Nei mesi scorsi si è a lungo parlato, anche nelle commissioni parlamentari, soprattutto dei grandi obiettivi da perseguire, peraltro in termini piuttosto generici. Solo negli ultimi giorni l’attenzione si è più spostata verso il nodo cruciale che chi ha un po’ di dimestichezza con l’uso dei fondi europei in Italia conosce: quello della governance di queste risorse. Tuttavia, non è stato finora presentato un quadro organico dell’allocazione dei fondi e soprattutto del disegno organizzativo che si intende seguire per il loro utilizzo (il governo dovrebbe discuterlo e approvarlo nelle prossime ore). Si è così determinata una limitazione del dibattito pubblico su un tema di grandissima rilevanza, finora affidato a parziali e incomplete anticipazioni giornalistiche. E non sappiamo quanto spazio resti per una discussione argomentata e pacata sulla proposta del governo. Data l’importanza del tema, vale comunque la pena di parlarne e di mettere in luce nel dettaglio alcuni nodi critici.
Diciamo subito che in questa prospettiva l’aspra polemica politica delle ultime ore sollevata da alcuni settori della maggioranza (in particolare Italia Viva) non aiuta, ma rischia invece di confondere ulteriormente le acque. Ha infatti fondamento la critica al presidente del Consiglio di non avere dato indicazioni più precise nei mesi scorsi sulla governance del piano in modo da permettere una discussione più chiara e informata anche in parlamento. Tuttavia, la polemica nei riguardi del rafforzamento di una struttura tecnica a sostegno di un efficace coordinamento nazionale nell’uso dei fondi europei – che è finora mancato – appare largamente strumentale. Dietro le accuse “che ci saranno i tecnici a gestire tutto” e che ci si prepara a creare “sovrastrutture di centinaia di consulenti” si cela la preoccupazione di non poter controllare politicamente l’uso delle ingenti risorse europee.

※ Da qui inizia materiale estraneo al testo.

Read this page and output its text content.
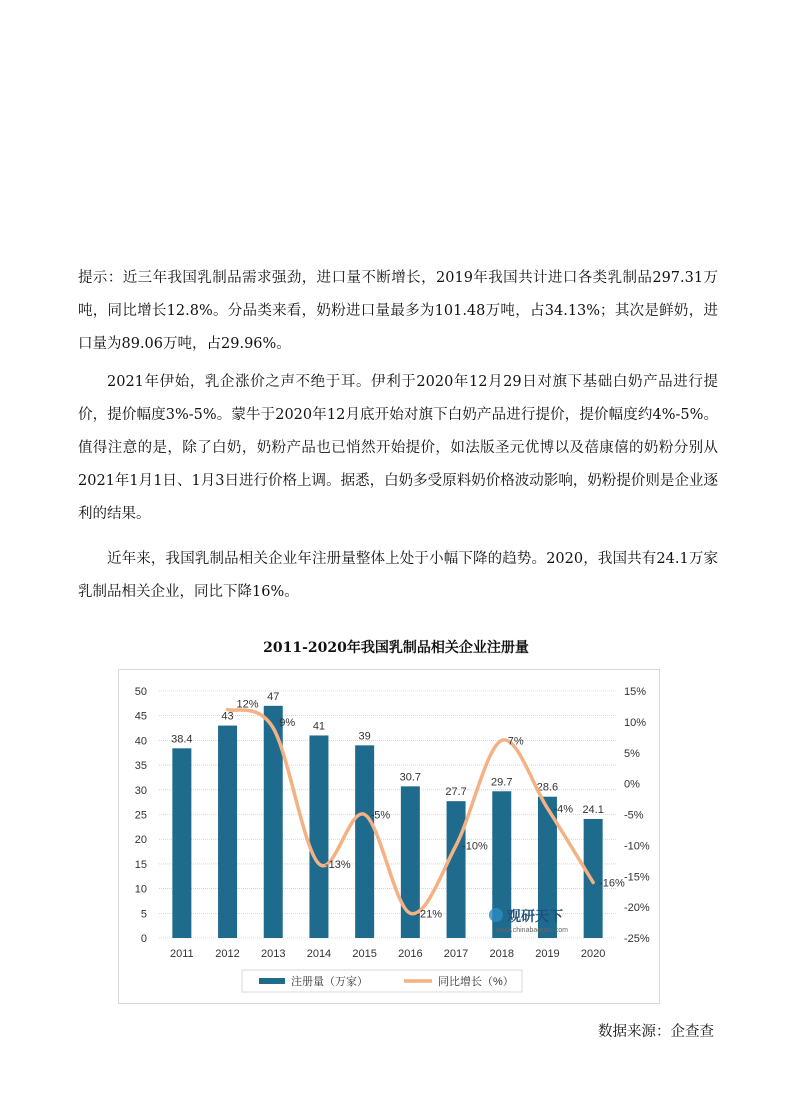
提示：近三年我国乳制品需求强劲，进口量不断增长，2019年我国共计进口各类乳制品297.31万吨，同比增长12.8%。分品类来看，奶粉进口量最多为101.48万吨，占34.13%；其次是鲜奶，进口量为89.06万吨，占29.96%。

2021年伊始，乳企涨价之声不绝于耳。伊利于2020年12月29日对旗下基础白奶产品进行提价，提价幅度3%-5%。蒙牛于2020年12月底开始对旗下白奶产品进行提价，提价幅度约4%-5%。值得注意的是，除了白奶，奶粉产品也已悄然开始提价，如法版圣元优博以及蓓康僖的奶粉分别从2021年1月1日、1月3日进行价格上调。据悉，白奶多受原料奶价格波动影响，奶粉提价则是企业逐利的结果。

近年来，我国乳制品相关企业年注册量整体上处于小幅下降的趋势。2020，我国共有24.1万家乳制品相关企业，同比下降16%。

2011-2020年我国乳制品相关企业注册量
0
5
10
15
20
25
30
35
40
45
50
-25%
-20%
-15%
-10%
-5%
0%
5%
10%
15%
38.4
2011
43
2012
47
2013
41
2014
39
2015
30.7
2016
27.7
2017
29.7
2018
28.6
2019
24.1
2020
12%
9%
-13%
-5%
-21%
-10%
7%
-4%
-16%
观研天下
www.chinabaogao.com
注册量（万家）	同比增长（%）
数据来源：企查查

È evidente che con il RP dovremmo cercare di evitare i problemi del passato: dispersione, frammentazione, bassa integrazione verticale, difficoltà di spesa, e in definitiva scarsa efficacia dei fondi europei degli ultimi decenni (a differenza di altri paesi). Per affrontare seriamente questa questione non basta però dividersi su chi debba controllare politicamente il processo (il presidente del Consiglio, il ministro dell’Economia, tutti gli altri ministri) e sulla composizione e il ruolo di una “cabina di regia politica”. Il vero nodo, come mostra la precedente esperienza di gestione dei fondi europei, riguarda invece le effettive caratteristiche e i poteri della struttura tecnica che dovrebbe recepire gli indirizzi definiti dall’organo politico, realizzarli efficacemente e renderne via via conto a governo e parlamento. Su questo si sono sentite poche voci, e le proposte del presidente Conte, filtrate in alcune interviste, non sono ancora chiare e lasciano in ombra interrogativi cruciali sui meccanismi di selezione e realizzazione dei progetti. Chi seleziona gli interventi? Chi li progetta? Chi ne segue e ne assicura la realizzazione?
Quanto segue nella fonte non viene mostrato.